Anterior cruciate ligament (ACL) reconstruction is widely performed to restore knee stability and function following ligament injury. Despite advances in surgical technique, graft incorporation and ligamentization remain biologically time-dependent processes that can delay functional recovery. Although platelet-rich plasma (PRP) shows promise and is used in various fields, including plastic surgery, dermatology, and the treatment of osteoarthritis (OA), it is not widely used in or alongside the treatment of ACL injuries. PRP has been investigated as a biological adjunct to enhance graft healing through the delivery of concentrated growth factors.
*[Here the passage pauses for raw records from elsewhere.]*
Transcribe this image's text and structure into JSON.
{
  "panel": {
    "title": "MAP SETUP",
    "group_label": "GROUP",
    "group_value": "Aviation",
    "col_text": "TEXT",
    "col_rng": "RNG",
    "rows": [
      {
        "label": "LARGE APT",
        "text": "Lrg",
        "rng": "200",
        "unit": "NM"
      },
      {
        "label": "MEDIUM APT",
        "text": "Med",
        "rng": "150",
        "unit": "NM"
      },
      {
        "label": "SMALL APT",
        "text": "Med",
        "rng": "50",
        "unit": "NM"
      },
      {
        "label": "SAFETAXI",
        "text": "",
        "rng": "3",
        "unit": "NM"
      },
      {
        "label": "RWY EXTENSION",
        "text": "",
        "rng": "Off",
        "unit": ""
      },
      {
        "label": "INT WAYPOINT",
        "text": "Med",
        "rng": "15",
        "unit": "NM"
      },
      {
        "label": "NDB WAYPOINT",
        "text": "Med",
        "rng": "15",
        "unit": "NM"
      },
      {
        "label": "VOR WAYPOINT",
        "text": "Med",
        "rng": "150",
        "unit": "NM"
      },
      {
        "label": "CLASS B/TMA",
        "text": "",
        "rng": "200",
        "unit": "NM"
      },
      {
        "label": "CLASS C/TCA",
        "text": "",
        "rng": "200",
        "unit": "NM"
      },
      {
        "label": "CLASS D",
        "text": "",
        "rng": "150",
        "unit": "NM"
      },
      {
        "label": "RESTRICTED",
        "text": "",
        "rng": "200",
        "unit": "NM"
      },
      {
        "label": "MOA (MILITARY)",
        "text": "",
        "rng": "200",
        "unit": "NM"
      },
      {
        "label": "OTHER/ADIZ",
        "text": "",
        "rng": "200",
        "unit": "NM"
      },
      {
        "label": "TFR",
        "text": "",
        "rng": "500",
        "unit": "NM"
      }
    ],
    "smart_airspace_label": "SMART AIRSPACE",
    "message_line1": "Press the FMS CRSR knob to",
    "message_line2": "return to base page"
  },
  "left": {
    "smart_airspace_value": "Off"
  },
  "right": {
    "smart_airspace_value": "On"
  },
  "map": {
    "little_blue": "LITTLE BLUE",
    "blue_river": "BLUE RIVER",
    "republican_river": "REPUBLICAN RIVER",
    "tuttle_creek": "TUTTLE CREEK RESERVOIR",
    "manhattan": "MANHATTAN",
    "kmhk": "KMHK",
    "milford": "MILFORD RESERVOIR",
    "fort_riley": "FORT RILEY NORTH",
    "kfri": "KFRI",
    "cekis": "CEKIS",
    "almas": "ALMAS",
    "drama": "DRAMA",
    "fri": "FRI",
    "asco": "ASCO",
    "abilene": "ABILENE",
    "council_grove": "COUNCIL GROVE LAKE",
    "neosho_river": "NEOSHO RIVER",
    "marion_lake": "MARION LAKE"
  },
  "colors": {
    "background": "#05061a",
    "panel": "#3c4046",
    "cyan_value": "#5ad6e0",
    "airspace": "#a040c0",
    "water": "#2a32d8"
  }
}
However, clinical outcomes remain inconsistent, largely due to variability in preparation methods, leukocyte content, and delivery techniques ^[1,2]. A meta-analysis by McRobb et al. highlights a significant early increase in the rate of ligamentization and vascularisation when PRP is used following ACL reconstruction, though no significant improvement was found in the later stages of the healing process, with varying post-operative pain and functional outcomes reported ^[3]. Advantages of PRP augmentation include accelerated graft healing, reduced early post-operative pain and inflammation, improved graft-bone integration, lesser risk of immune reaction and infection due to its autologous nature ^[4]. Leukocyte-poor (LP)-PRP is believed to provide a more favorable intra-articular environment by minimizing inflammatory cytokines while preserving anabolic effects ^[5]. Heterogeneity in PRP preparation and delivery remains a major limitation in existing literature. To the best of our knowledge, this is the only report describing a standardized LP-PRP preparation protocol combined with its systematic multi-site intraoperative delivery during arthroscopic ACL reconstruction.

The study was conducted at the Department of Orthopaedics in a tertiary care facility.

Study population: 

A total of 15 male and female patients undergoing arthroscopic ACL reconstruction between June 2023 and February 2024 were considered eligible and were included in the study.

Study design: 

This is a prospective observational study conducted in the Department of Orthopaedics to study the preparation technique and multi-site application of LP-PRP in detail and evaluate the functional outcome in LP-PRP-augmented ACL reconstruction.

Data source: 

The study investigated patients who were operated between June 2023 and February 2024. The Ethics Committee of the Institute approved the study. (Ethics code: IGGMC/Pharm/BORS/2294-95/2024).

Patient preference: 

A convenience sample of 15 patients was included in the study. All patients above the age of 18 years who had isolated complete ACL rupture confirmed by magnetic resonance imaging (MRI) (three Tesla magnet strength), with no known allergy to PRP components, undergoing arthroscopic ACL reconstruction between 2023 and 2024 and were willing to participate and provide informed consent were taken into account (Fig. 1). Patients with active infection, partial tears, chronic ACL insufficiency, multi-ligament knee injuries, a history of autoimmune diseases or inflammatory arthritis, bleeding diathesis and those on anticoagulant therapy and systemic illnesses have been excluded from the research.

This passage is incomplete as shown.